Make 10 Times Your Money without Taking Big Risks

Investing is like tennis. It's a loser's game.

Think of the difference between professional and amateur tennis players. Professionals win points. Amateurs lose them. When weekend warriors play tennis, the losers determine who wins. They hit the ball into the net. They whack it out of bounds. And they routinely double-fault on their serves. That doesn't happen nearly as much in pro tennis, with its long rallies and pinpoint shots.

Most investors are like amateur tennis players. They lose money in stocks because of their own behavior. There's no opponent outplaying them. They beat themselves.

DALBAR, a Boston-based research firm, compared the returns from market index funds with returns real investors earned in equity mutual funds…

From 1989 to 2009, market index funds returned 8.3% per year. If you compound $10,000 at that rate for 20 years, you'll wind up with just under $50,000 – five times your money. For buying an index fund and doing nothing else, that's a great return. No research necessary. No thinking required. Just buy and wait. It couldn't be easier, and you get five times your money, pretax.

The only problem with that 20-year, five-times-your-money return is that almost nobody earned it.

Real, flesh-and-blood investors investing their own real, hard-earned money made significantly less than 8.3% per year over that time. On average, individual investors in U.S. equity funds earned just 3.3% per year. At that rate, $10,000 grew to just $19,150 in 20 years. They didn't even double their money – in 20 years! Most investors just can't hit the ball back over the net.

Most real investors investing their own real money perform even worse relative to the overall market in bull markets. During the great bull market to end all bull markets from 1984 to 2000, DALBAR found equity mutual fund investors made 2.57% per year, with market index funds compounding at 12.22% per year.

The age of the daytrader treated investors worse than most periods.
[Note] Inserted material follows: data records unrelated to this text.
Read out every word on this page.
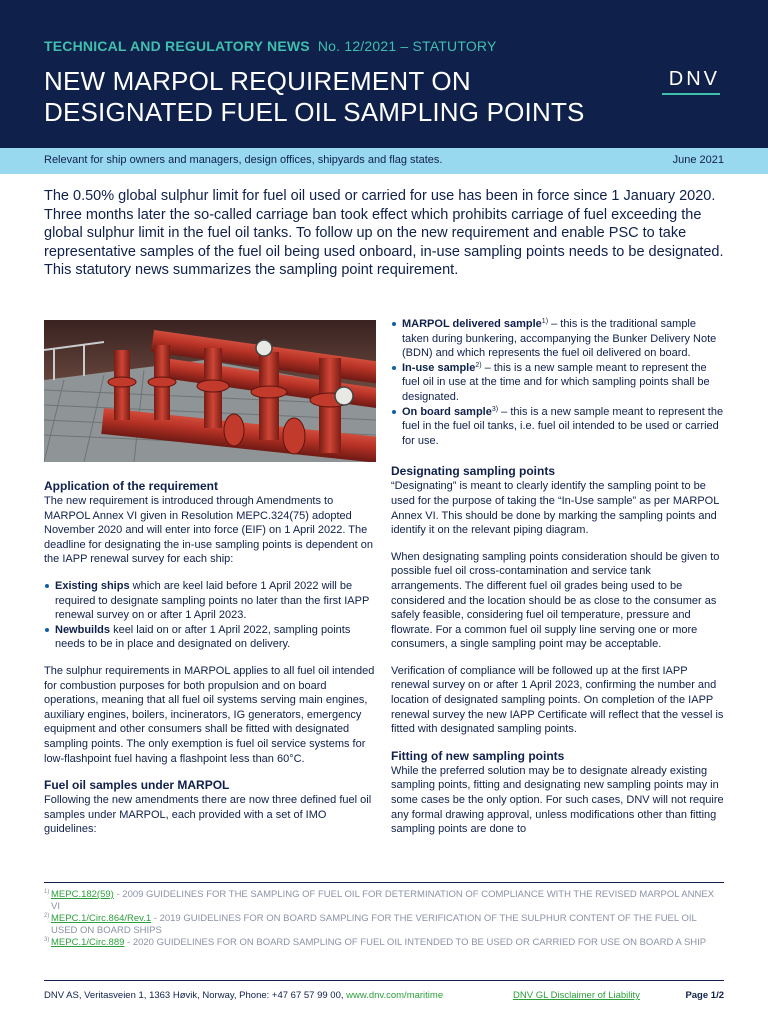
TECHNICAL AND REGULATORY NEWS No. 12/2021 – STATUTORY
NEW MARPOL REQUIREMENT ON
DESIGNATED FUEL OIL SAMPLING POINTS
DNV
Relevant for ship owners and managers, design offices, shipyards and flag states.	June 2021

The 0.50% global sulphur limit for fuel oil used or carried for use has been in force since 1 January 2020. Three months later the so-called carriage ban took effect which prohibits carriage of fuel exceeding the global sulphur limit in the fuel oil tanks. To follow up on the new requirement and enable PSC to take representative samples of the fuel oil being used onboard, in-use sampling points needs to be designated. This statutory news summarizes the sampling point requirement.

Application of the requirement
The new requirement is introduced through Amendments to MARPOL Annex VI given in Resolution MEPC.324(75) adopted November 2020 and will enter into force (EIF) on 1 April 2022. The deadline for designating the in-use sampling points is dependent on the IAPP renewal survey for each ship:
Existing ships which are keel laid before 1 April 2022 will be required to designate sampling points no later than the first IAPP renewal survey on or after 1 April 2023.
Newbuilds keel laid on or after 1 April 2022, sampling points needs to be in place and designated on delivery.
The sulphur requirements in MARPOL applies to all fuel oil intended for combustion purposes for both propulsion and on board operations, meaning that all fuel oil systems serving main engines, auxiliary engines, boilers, incinerators, IG generators, emergency equipment and other consumers shall be fitted with designated sampling points. The only exemption is fuel oil service systems for low-flashpoint fuel having a flashpoint less than 60°C.
Fuel oil samples under MARPOL
Following the new amendments there are now three defined fuel oil samples under MARPOL, each provided with a set of IMO guidelines:
MARPOL delivered sample$^{1)}$ – this is the traditional sample taken during bunkering, accompanying the Bunker Delivery Note (BDN) and which represents the fuel oil delivered on board.
In-use sample$^{2)}$ – this is a new sample meant to represent the fuel oil in use at the time and for which sampling points shall be designated.
On board sample$^{3)}$ – this is a new sample meant to represent the fuel in the fuel oil tanks, i.e. fuel oil intended to be used or carried for use.
Designating sampling points
“Designating” is meant to clearly identify the sampling point to be used for the purpose of taking the “In-Use sample” as per MARPOL Annex VI. This should be done by marking the sampling points and identify it on the relevant piping diagram.
When designating sampling points consideration should be given to possible fuel oil cross-contamination and service tank arrangements. The different fuel oil grades being used to be considered and the location should be as close to the consumer as safely feasible, considering fuel oil temperature, pressure and flowrate. For a common fuel oil supply line serving one or more consumers, a single sampling point may be acceptable.
Verification of compliance will be followed up at the first IAPP renewal survey on or after 1 April 2023, confirming the number and location of designated sampling points. On completion of the IAPP renewal survey the new IAPP Certificate will reflect that the vessel is fitted with designated sampling points.
Fitting of new sampling points
While the preferred solution may be to designate already existing sampling points, fitting and designating new sampling points may in some cases be the only option. For such cases, DNV will not require any formal drawing approval, unless modifications other than fitting sampling points are done to
1) MEPC.182(59) - 2009 GUIDELINES FOR THE SAMPLING OF FUEL OIL FOR DETERMINATION OF COMPLIANCE WITH THE REVISED MARPOL ANNEX VI
2) MEPC.1/Circ.864/Rev.1 - 2019 GUIDELINES FOR ON BOARD SAMPLING FOR THE VERIFICATION OF THE SULPHUR CONTENT OF THE FUEL OIL USED ON BOARD SHIPS
3) MEPC.1/Circ.889 - 2020 GUIDELINES FOR ON BOARD SAMPLING OF FUEL OIL INTENDED TO BE USED OR CARRIED FOR USE ON BOARD A SHIP
DNV AS, Veritasveien 1, 1363 Høvik, Norway, Phone: +47 67 57 99 00, www.dnv.com/maritime	DNV GL Disclaimer of Liability	Page 1/2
Investors ran around the court faster than ever, swinging like mad, only to hit more balls out of bounds and into the net than ever, turning a $10,000 investment into just $15,000 during the biggest bull market in history. Had they simply failed to lose, they'd have turned $10,000 into just over $100,000.

Investors could have made 10 times their money in 16 years by refusing to overmanage their own money – by letting stocks do the work for them.

A large dose of humility would help most investors make more money in stocks. For starters, most investors just shouldn't buy individual stocks. They should buy index funds and plan to hold for decades. Almost everyone else should build a diversified portfolio of only the highest-quality names and plan to hold them for at least 10 years.

If you can't hold on for a long time, be prepared to take losses.

In my Extreme Value newsletter, I have a list of the world's best companies that are currently trading at absurdly cheap prices. I've mentioned a few here before: Microsoft (MSFT) and ExxonMobil (XOM) are two of my favorites.

These and stocks like them are an excellent start on a diversified portfolio that could earn you 10 times your money – remember, that's 12.22% per year for 16 years. Most stocks like this will compound your money at single-digit rates. But one or two could produce enormous returns.

You don't need to take on big risks to earn that kind of return. All you need to do is wait. To master the loser's game, you must be patient. You must master time itself.